Land fördert Kinderklinik mit 16,3 Mio.

von Elena Strehle

c/o: Ralf Meistes

Von Ralf Meistes

Herford. Das waren gleich zwei gute Nachrichten, die NRW-Gesundheitsminister Karl-Josef Laumann bei seinem Besuch am Klinikum für den Kreis Herford im Gepäck hatte. Zum einen fördert das Land den Bau einer neuen Kinderklinik mit 16,3 Millionen Euro. Zum anderen wird die Zahl der Ausbildungsplätze bei der Pflege erhöht.

Entsprechend gut gelaunt präsentierte sich Landrat Jürgen Müller beim Pressetermin im Klinikum Herford. »Das ist ein guter Tag für den Gesundheitsstandort Kreis Herford«, betonte Müller.

Die Pläne für eine neue Kinder- und Jugendklinik liegen schon länger in den Schubladen des Klinikums. Der Neubau ist dringend erforderlich, denn der jetzige Bau »genügt den aktuellen Anforderungen nicht«, wie Geschäftsführer Armin Sülberg betonte. Patienten, aber auch Mitarbeiter hätten deshalb bereits das Klinikum Herford verlassen.

Mit den jetzt vom Land bewilligten Fördergeldern lasse sich eine moderne Kinderklinik bauen. 25 Millionen Euro soll der Neubau, der auf das Apotheken-Gebäude am Klinikum aufgesetzt wird, insgesamt kosten. Der Spatenstich soll in der zweiten Jahreshälfte 2020 erfolgen. »Wir rechnen mit einer Bauzeit von zwei Jahren«, so Sülberg. 2022 könnte die neue Kinderklinik also fertig sein.

»Durch die Anbindung an das Mutter-Kind-Zentrum und die vorgehaltenen Ambulanzen wird ein familienorientiertes Zentrum verwirklicht, das modernsten Ansprüchen genügt«, erklärte Minister Laumann bei der Bescheidübergabe. Dr. Walter Koch, Chefarzt der Klinik für Kinder- und Jugendmedizin am Klinikum, ergänzte: »Mit dem Neubau stellen wir die stationäre somatische Versorgung von Kindern und Jugendlichen im Kreis Herford sicher.
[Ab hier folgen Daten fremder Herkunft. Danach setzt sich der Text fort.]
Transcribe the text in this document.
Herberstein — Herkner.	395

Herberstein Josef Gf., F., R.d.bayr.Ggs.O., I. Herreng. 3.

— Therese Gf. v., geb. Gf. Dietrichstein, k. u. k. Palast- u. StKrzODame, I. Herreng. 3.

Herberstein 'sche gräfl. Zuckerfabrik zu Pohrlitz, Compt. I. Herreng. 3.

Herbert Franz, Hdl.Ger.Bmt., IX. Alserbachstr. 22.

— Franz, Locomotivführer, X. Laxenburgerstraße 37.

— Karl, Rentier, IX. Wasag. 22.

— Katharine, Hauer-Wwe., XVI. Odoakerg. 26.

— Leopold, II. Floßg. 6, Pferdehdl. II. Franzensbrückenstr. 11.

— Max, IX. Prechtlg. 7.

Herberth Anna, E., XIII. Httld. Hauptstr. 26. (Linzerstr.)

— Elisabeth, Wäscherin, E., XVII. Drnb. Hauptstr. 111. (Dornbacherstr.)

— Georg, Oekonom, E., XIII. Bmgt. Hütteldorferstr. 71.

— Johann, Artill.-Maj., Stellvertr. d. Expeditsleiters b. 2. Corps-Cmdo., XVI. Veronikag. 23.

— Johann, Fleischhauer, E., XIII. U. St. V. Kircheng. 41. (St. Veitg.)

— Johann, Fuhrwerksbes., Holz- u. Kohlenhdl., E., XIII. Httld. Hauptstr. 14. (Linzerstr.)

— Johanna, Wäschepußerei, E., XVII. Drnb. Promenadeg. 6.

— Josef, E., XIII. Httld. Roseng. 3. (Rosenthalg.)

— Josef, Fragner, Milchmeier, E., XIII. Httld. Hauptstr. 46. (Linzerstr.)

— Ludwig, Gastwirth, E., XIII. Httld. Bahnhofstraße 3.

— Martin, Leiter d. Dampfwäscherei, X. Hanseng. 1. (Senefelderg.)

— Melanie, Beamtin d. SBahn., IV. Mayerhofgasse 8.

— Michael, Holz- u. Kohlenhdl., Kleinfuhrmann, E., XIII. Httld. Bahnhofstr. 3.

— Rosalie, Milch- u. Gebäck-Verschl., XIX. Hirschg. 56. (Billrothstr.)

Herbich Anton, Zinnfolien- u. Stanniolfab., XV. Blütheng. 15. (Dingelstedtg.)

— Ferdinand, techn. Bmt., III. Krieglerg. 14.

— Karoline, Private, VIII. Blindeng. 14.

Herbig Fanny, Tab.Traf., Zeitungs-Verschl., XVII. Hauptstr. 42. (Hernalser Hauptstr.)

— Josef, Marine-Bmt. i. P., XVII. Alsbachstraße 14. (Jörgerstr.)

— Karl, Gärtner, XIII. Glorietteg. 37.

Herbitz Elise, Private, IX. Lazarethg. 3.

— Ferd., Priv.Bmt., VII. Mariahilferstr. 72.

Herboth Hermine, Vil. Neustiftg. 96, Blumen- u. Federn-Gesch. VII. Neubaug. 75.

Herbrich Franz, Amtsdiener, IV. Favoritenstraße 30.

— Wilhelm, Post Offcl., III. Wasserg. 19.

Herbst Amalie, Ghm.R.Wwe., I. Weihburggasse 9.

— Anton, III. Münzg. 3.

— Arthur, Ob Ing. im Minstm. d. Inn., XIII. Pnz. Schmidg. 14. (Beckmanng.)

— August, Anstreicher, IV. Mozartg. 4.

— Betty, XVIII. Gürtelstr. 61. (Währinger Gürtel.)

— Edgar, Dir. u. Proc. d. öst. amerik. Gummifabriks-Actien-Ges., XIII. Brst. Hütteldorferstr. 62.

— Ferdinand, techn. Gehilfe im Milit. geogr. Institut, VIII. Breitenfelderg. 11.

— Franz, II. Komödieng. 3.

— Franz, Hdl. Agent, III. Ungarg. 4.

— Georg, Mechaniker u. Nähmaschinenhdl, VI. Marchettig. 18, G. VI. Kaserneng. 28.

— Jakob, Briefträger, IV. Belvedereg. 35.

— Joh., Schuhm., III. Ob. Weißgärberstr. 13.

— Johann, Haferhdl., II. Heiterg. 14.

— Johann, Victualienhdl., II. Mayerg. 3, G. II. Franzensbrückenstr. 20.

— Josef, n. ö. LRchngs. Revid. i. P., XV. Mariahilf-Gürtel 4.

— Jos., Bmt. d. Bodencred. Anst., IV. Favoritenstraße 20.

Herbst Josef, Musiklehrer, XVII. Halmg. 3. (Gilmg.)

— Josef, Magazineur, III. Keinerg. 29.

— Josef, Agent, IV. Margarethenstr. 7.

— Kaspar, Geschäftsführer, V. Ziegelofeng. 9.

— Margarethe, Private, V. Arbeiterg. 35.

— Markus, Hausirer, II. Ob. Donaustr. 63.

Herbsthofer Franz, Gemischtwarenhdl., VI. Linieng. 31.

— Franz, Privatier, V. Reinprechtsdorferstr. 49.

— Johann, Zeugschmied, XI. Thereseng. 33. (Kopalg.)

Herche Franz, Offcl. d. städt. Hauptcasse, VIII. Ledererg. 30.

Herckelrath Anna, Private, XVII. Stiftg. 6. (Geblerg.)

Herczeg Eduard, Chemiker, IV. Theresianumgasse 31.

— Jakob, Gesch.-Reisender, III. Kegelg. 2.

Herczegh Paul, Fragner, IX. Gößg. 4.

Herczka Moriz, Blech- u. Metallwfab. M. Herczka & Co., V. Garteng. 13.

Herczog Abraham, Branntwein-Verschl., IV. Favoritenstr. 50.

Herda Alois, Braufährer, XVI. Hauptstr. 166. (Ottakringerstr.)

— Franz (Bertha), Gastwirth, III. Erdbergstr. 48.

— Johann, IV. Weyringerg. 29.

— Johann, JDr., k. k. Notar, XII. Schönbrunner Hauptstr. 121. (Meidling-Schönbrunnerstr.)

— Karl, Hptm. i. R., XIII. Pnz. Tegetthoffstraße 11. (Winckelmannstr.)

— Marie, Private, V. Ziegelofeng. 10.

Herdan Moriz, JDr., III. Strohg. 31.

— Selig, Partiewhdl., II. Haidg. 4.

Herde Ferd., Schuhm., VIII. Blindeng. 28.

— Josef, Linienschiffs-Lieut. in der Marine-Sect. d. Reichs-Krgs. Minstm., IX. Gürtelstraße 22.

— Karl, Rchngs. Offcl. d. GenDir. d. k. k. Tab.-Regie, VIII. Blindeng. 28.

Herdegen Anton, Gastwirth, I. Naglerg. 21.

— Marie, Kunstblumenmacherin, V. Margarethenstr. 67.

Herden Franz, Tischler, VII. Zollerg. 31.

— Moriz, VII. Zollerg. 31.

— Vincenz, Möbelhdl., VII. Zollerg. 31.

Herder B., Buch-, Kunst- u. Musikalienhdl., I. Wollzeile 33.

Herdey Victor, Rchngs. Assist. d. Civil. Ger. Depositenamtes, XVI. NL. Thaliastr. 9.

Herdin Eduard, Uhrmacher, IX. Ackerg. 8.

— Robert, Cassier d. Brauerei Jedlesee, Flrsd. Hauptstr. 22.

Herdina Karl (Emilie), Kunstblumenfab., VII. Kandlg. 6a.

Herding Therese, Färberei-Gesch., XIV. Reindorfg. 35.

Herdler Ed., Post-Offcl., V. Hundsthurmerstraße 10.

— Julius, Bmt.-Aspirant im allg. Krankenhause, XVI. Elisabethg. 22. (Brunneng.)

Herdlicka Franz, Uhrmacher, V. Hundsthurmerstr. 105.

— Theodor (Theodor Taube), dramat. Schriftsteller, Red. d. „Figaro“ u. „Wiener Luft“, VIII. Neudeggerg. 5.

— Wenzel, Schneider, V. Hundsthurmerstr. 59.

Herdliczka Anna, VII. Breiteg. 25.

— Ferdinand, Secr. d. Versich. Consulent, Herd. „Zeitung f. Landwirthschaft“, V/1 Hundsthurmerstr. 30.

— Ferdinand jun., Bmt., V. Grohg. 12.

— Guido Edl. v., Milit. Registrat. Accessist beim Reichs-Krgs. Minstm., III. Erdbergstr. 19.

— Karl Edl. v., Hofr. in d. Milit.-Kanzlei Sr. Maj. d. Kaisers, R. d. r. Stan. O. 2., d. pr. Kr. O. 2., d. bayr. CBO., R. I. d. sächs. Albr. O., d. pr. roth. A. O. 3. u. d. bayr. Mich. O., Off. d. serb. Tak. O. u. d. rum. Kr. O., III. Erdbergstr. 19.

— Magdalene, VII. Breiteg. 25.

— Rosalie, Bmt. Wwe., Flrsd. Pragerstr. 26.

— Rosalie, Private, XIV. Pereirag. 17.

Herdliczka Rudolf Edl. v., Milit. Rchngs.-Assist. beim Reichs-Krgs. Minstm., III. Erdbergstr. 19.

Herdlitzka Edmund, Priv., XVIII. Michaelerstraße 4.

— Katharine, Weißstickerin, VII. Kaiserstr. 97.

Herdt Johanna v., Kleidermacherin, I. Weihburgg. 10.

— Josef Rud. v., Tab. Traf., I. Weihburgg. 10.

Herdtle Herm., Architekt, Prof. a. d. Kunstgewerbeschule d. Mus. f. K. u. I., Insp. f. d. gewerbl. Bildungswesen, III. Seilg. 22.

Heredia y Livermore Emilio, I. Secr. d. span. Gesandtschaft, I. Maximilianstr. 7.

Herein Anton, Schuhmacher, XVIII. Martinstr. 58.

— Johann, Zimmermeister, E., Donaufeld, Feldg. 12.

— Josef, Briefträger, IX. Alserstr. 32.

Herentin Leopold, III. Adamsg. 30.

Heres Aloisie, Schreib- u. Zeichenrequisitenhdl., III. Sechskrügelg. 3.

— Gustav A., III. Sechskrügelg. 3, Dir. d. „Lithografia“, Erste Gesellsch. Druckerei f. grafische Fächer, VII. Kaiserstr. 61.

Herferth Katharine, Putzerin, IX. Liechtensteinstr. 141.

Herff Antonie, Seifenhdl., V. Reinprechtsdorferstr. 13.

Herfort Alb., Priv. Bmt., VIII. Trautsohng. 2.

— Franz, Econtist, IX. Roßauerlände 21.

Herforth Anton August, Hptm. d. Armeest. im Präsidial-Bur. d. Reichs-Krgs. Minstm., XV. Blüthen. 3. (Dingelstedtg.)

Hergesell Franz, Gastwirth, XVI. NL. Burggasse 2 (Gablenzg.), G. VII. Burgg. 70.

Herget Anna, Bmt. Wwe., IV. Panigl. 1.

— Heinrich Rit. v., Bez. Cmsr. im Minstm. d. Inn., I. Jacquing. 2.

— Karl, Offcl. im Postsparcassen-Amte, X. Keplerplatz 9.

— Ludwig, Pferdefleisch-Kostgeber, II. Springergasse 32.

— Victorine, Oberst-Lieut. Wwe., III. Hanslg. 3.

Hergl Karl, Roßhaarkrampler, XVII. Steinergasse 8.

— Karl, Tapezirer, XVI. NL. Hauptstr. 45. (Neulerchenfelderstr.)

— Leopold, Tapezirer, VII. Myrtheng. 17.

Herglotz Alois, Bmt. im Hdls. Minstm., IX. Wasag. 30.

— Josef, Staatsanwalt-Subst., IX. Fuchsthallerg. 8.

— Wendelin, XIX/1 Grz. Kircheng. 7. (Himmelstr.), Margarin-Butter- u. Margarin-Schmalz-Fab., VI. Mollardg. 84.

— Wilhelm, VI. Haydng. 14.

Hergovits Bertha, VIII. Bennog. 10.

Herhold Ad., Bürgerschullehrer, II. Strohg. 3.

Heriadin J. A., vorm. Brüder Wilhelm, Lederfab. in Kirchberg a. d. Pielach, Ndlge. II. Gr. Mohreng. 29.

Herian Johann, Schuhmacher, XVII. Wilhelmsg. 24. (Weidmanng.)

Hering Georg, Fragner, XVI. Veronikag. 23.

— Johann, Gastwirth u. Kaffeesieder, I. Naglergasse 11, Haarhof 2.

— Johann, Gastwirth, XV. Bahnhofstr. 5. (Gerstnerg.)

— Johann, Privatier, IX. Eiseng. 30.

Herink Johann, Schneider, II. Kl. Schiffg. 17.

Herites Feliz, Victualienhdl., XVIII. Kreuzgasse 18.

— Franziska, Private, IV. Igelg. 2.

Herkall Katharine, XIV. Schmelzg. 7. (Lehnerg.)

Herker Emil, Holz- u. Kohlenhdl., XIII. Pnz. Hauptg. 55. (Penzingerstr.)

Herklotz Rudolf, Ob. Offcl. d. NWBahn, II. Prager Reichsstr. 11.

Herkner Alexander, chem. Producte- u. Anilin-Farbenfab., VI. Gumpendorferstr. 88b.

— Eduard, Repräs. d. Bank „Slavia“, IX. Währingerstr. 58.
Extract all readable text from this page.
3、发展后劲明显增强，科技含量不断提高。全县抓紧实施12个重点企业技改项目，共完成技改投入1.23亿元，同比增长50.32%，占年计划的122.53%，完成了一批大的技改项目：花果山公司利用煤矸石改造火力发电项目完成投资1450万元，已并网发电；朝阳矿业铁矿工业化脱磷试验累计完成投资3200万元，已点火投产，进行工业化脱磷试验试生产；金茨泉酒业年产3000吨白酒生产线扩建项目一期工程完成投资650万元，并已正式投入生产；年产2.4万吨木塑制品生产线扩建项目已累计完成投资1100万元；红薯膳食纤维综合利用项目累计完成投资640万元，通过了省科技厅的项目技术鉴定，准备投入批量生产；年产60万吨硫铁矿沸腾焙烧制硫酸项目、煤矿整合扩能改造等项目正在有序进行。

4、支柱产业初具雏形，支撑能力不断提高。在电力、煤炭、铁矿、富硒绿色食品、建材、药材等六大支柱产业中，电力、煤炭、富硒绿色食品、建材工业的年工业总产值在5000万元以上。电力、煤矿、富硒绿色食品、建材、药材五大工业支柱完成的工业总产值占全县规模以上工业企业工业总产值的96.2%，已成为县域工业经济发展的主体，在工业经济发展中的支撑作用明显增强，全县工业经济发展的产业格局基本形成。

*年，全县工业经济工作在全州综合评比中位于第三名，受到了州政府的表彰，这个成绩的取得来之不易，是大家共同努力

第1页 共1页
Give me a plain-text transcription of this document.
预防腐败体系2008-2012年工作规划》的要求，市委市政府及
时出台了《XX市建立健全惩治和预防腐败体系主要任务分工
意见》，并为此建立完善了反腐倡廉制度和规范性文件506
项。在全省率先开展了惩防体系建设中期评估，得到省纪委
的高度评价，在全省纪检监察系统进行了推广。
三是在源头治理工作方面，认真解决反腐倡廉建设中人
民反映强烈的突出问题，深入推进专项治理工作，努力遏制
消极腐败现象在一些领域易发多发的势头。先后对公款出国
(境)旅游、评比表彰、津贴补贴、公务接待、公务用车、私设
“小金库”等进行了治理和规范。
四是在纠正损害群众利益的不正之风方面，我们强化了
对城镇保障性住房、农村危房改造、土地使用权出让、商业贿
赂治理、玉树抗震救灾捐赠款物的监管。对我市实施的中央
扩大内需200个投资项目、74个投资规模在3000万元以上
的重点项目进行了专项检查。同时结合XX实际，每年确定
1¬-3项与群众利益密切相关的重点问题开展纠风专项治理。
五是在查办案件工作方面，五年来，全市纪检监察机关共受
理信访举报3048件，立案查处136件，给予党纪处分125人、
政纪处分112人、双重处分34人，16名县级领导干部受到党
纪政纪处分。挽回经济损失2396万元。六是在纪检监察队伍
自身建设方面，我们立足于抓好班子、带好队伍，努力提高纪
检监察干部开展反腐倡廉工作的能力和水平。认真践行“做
Im engen Austausch mit den niedergelassenen Kinderärzten werden stationäre wie auch ambulante Angebote regelmäßig abgestimmt, um den jungen Menschen der Region langfristig eine adäquate Gesundheitsversorgung anzubieten.«

Der Leitgedanke bei dem künftigen Raumkonzept sei, das Gebäude im Zusammenspiel mit dem vorhandenen Mutter-Kind-Zentrum als familienorientiertes Zentrum anzubieten.

Gute Kunde gab es auch für den Bereich Pflegeausbildung und somit auch für den Bildungscampus. Denn hier soll zunächst als Interimslösung die Ausbildung der angehenden Pflegerinnen und Pfleger vonstatten gehen. Die ehemalige Lister-School der Briten soll hierfür genutzt werden.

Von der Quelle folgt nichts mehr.